Kegiatan ini dilakukan sebagai tindak lanjut arahan pemerintah pusat dan pemerintah daerah terkait maraknya pemasangan spanduk yang dinilai mengganggu estetika dan ketertiban umum.
Kepala Satpol PP Kabupaten Barito Kuala, Muhammad Sya'rawi, menjelaskan bahwa penertiban kali ini difokuskan pada spanduk dan baliho lama yang masih terpasang di ruang publik.

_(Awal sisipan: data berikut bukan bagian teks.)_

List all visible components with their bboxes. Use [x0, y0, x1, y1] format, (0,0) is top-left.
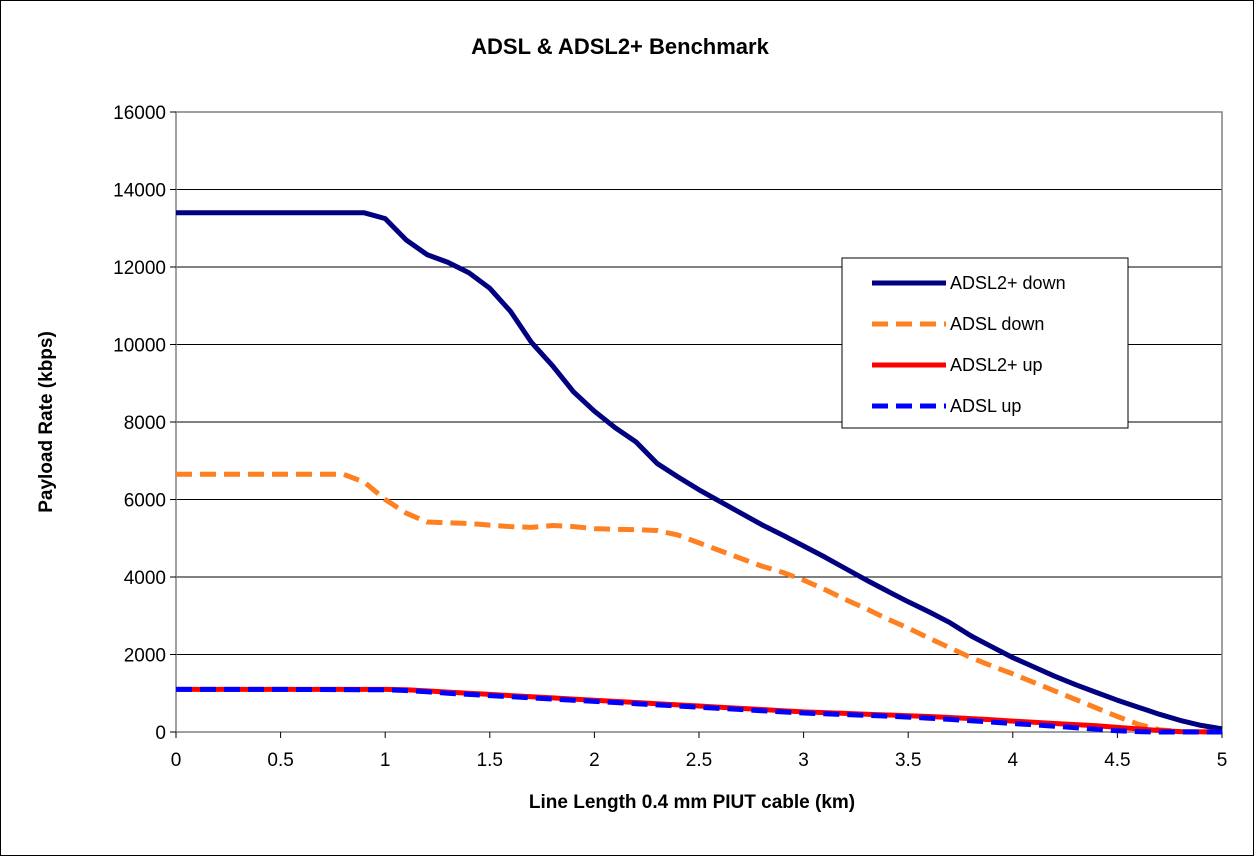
series-layer: [176, 210, 1223, 735]
legend-label: ADSL2+ up: [950, 355, 1043, 375]
legend-label: ADSL up: [950, 396, 1021, 416]
x-tick-label: 4: [1008, 750, 1019, 771]
y-axis-label: Payload Rate (kbps): [36, 331, 57, 513]
legend-label: ADSL down: [950, 314, 1044, 334]
x-tick-label: 5: [1217, 750, 1228, 771]
series-line-adsl2-up: [176, 686, 1223, 735]
x-tick-label: 2: [589, 750, 600, 771]
x-tick-label: 1: [380, 750, 391, 771]
y-tick-label: 14000: [113, 181, 166, 202]
x-tick-label: 4.5: [1104, 750, 1130, 771]
y-tick-label: 8000: [124, 413, 166, 434]
chart-title: ADSL & ADSL2+ Benchmark: [471, 34, 769, 59]
x-axis-label: Line Length 0.4 mm PIUT cable (km): [529, 792, 855, 813]
x-tick-label: 1.5: [477, 750, 503, 771]
x-axis-ticks: 0 0.5 1 1.5 2 2.5 3 3.5 4 4.5 5: [171, 732, 1228, 771]
series-line-adsl-down: [176, 471, 1223, 735]
x-tick-label: 0.5: [267, 750, 293, 771]
x-tick-label: 3: [798, 750, 809, 771]
legend: ADSL2+ down ADSL down ADSL2+ up ADSL up: [841, 257, 1129, 429]
legend-box: [841, 257, 1129, 429]
x-tick-label: 3.5: [895, 750, 921, 771]
series-line-adsl-up: [176, 686, 1222, 735]
y-tick-label: 16000: [113, 103, 166, 124]
y-tick-label: 2000: [124, 646, 166, 667]
series-line-adsl2-down: [176, 210, 1223, 732]
y-tick-label: 0: [155, 723, 166, 744]
y-tick-label: 6000: [124, 491, 166, 512]
legend-label: ADSL2+ down: [950, 273, 1066, 293]
y-tick-label: 12000: [113, 258, 166, 279]
y-tick-label: 4000: [124, 568, 166, 589]
y-tick-label: 10000: [113, 336, 166, 357]
x-tick-label: 0: [171, 750, 182, 771]
y-axis-ticks: 0 2000 4000 6000 8000 10000 12000 14000 16000: [113, 103, 176, 744]
x-tick-label: 2.5: [686, 750, 712, 771]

"Kegiatan ini menindaklanjuti arahan Presiden dan pemerintah daerah terkait penataan dan pembersihan spanduk-spanduk yang banyak terpasang di sepanjang jalan," ujarnya, Jumat (6/2/2026).
Dalam kegiatan tersebut, petugas menertibkan delapan spanduk dan baliho lama. Beberapa di antaranya merupakan meterial reklame penawaran perumahan yang kemudian diserahkan kembali kepada pemiliknya.
Selain penertiban reklame, Satpol PP Batola juga berencana melakukan penataan lapak pedagang yang masih menggunakan trotoar, khususnya di sepanjang Jalan Trans Kalimantan, Handil Bakti.
"Kegiatan penertiban lapak di trotoar akan kami jadwalkan bersama Dinas Perhubungan. Sebelumnya, kami akan melakukan sosialisasi terlebih dahulu kepada para pedagang," jelasnya.
Ia menegaskan, sebelum dilakukan penindakan, Satpol PP akan memberikan peringatan secara bertahap kepada pedagang yang masih berjualan di atas trotoar. Jika peringatan tidak diindahkan, barulah dilakukan tindakan penertiban.
"Kami tetap mengedepankan pendekatan persuasif dan humanis, namun ketertiban umum tetap harus ditegakkan," pungkasnya.